Le pape François va réclamer à l’humanité tout entière d’agir au plus vite pour sauver la planète, victime de ses excès, dans une encyclique très attendue et qui sera publiée jeudi, à six mois de la conférence climatique de Paris.
François désigne clairement la main de l’homme comme le responsable principal du réchauffement climatique, selon plusieurs sources qui ont eu accès à cette encyclique, un message exprimant la position du pape sur un sujet d’actualité et destiné à tous les catholiques.
« Cette encyclique aura un impact majeur: François est directement impliqué comme aucun pape avant lui. Il est animé d’une profonde passion, que cette encyclique communiquera », a affirmé Christiana Figueres, présidente de la convention cadre de l’ONU sur le changement climatique (UNFCCC), lors d’une réunion récente à Bonn, en Allemagne.
Selon une mouture provisoire non officielle diffusée par l’hebdomadaire italien L’Espresso, le pape juge indispensable de réduire drastiquement les émissions de dioxyde de carbone et d’autres gaz hautement polluants. Il appelle aussi, selon cette version de travail, à des accords établissant les responsabilités des Etats qui devraient supporter le coût le plus élevé de la transition énergétique.
Ces affirmations hérisseront certains conservateurs américains « climato-sceptiques » qui assurent que le réchauffement n’a que des causes naturelles. Selon des extraits, le pape estime aussi que la propriété privée reste subordonnée à la destination universelle des biens, soulignant que l’homme n’est pas Dieu mais a reçu la terre en héritage.
Ces fuites ont fortement irrité le Vatican, qui a du coup exclu pour une période indéterminée le journaliste de l’Espresso qui avait publié ce texte, Sandro Magister, un vaticaniste pourtant réputé. Dans le texte officiel, le pape rappellera à tous les décideurs leurs « responsabilités pour les générations futures », les exhortant au courage avant la conférence qui se tiendra en décembre à Paris, a affirmé la revue jésuite italienne Civilta Cattolica.
Le 12 mai, le pape François avait déjà averti les « puissants » qu’ils seraient « jugés par Dieu » s’ils ne respectaient pas l’environnement. Lors de l’Angelus dimanche, François, qui dénonce la culture du « déchet », a martelé que son encyclique « s’adressait à tous » pour défendre la « maison commune ». « La sobriété ne s’oppose pas au développement, elle est devenue sa condition », avait-il dit la semaine dernière, donnant un avant-goût de son encyclique.
Selon une source qui a eu accès au document confidentiel, l’encyclique ne fait pas un inventaire de solutions, mais donne une « vision globale » de « l’écologie », se voulant convaincante pour chacun, du consommateur lambda au chef d’Etat et au dirigeant de multinationale.
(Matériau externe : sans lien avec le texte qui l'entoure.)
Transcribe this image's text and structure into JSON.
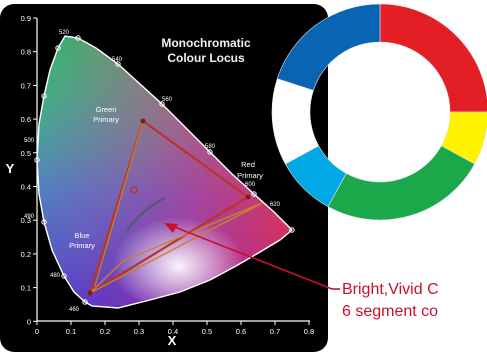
{
  "cie_chart": {
    "x_axis_label": "X",
    "y_axis_label": "Y",
    "x_ticks": [
      "0",
      "0.1",
      "0.2",
      "0.3",
      "0.4",
      "0.5",
      "0.6",
      "0.7",
      "0.8"
    ],
    "y_ticks": [
      "0.9",
      "0.8",
      "0.7",
      "0.6",
      "0.5",
      "0.4",
      "0.3",
      "0.2",
      "0.1",
      "0"
    ],
    "locus_title_line1": "Monochromatic",
    "locus_title_line2": "Colour Locus",
    "wavelengths": [
      "520",
      "540",
      "560",
      "580",
      "600",
      "620",
      "500",
      "490",
      "480",
      "460"
    ],
    "primary_labels": {
      "green_line1": "Green",
      "green_line2": "Primary",
      "red_line1": "Red",
      "red_line2": "Primary",
      "blue_line1": "Blue",
      "blue_line2": "Primary"
    }
  },
  "ring": {
    "segments": [
      {
        "color": "#e31e24",
        "value": 25
      },
      {
        "color": "#fff200",
        "value": 8
      },
      {
        "color": "#1aa84a",
        "value": 25
      },
      {
        "color": "#00a9e6",
        "value": 9
      },
      {
        "color": "#ffffff",
        "value": 13
      },
      {
        "color": "#0a64b4",
        "value": 20
      }
    ]
  },
  "caption": {
    "line1": "Bright,Vivid C",
    "line2": "6 segment co"
  },
  "colors": {
    "chart_bg": "#000000",
    "pointer": "#c8102e",
    "triangle": "#b9342a"
  }
}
Elle affirme que les causes, étant d’abord humaines, doivent être maîtrisées: « Il y a de fortes preuves scientifiques que les facteurs humains causent de grands dommages pas seulement à la nature elle-même, mais aussi aux vies, particulièrement des plus pauvres. Cela requiert de nouveaux modes de production, de distribution et de consommation », selon cette source.
« Laudato si' » (« Loué sois-tu », un titre inspiré du Cantique des créatures de François d’Assise) est la première encyclique entièrement de la main de Jorge Bergoglio. Le pape a consulté de nombreux experts, dont par exemple des prêtres travaillant en Amazonie, pour la rédiger. Elle sera présentée à la presse internationale par un de ses maîtres d’oeuvre, le cardinal ghanéen Peter Turkson, chef du ministère chargé de la justice et de la paix.
« Laudato si' » porte sur « l’écologie humaine », thème plus large que la seule défense de la nature et qui touche la manière dont la société défend la vie, gère « la création de Dieu » et la distribue aux hommes. Le pape a déjà critiqué à plusieurs reprises les excès du capitalisme sauvage.
Deux jours avant sa publication, il a souligné sur ce point que parler beaucoup de pauvreté comme lui n’est pas « être communiste ». « On entend dire mais ce prêtre, cet évêque, parle trop de pauvreté. Ne sont-ils pas un peu communistes? « ?, a-t-il lancé mardi en réponse aux « néocons » américains qui l’accusent d’être lui-même marxiste. Une étiquette qu’il a démentie plusieurs fois.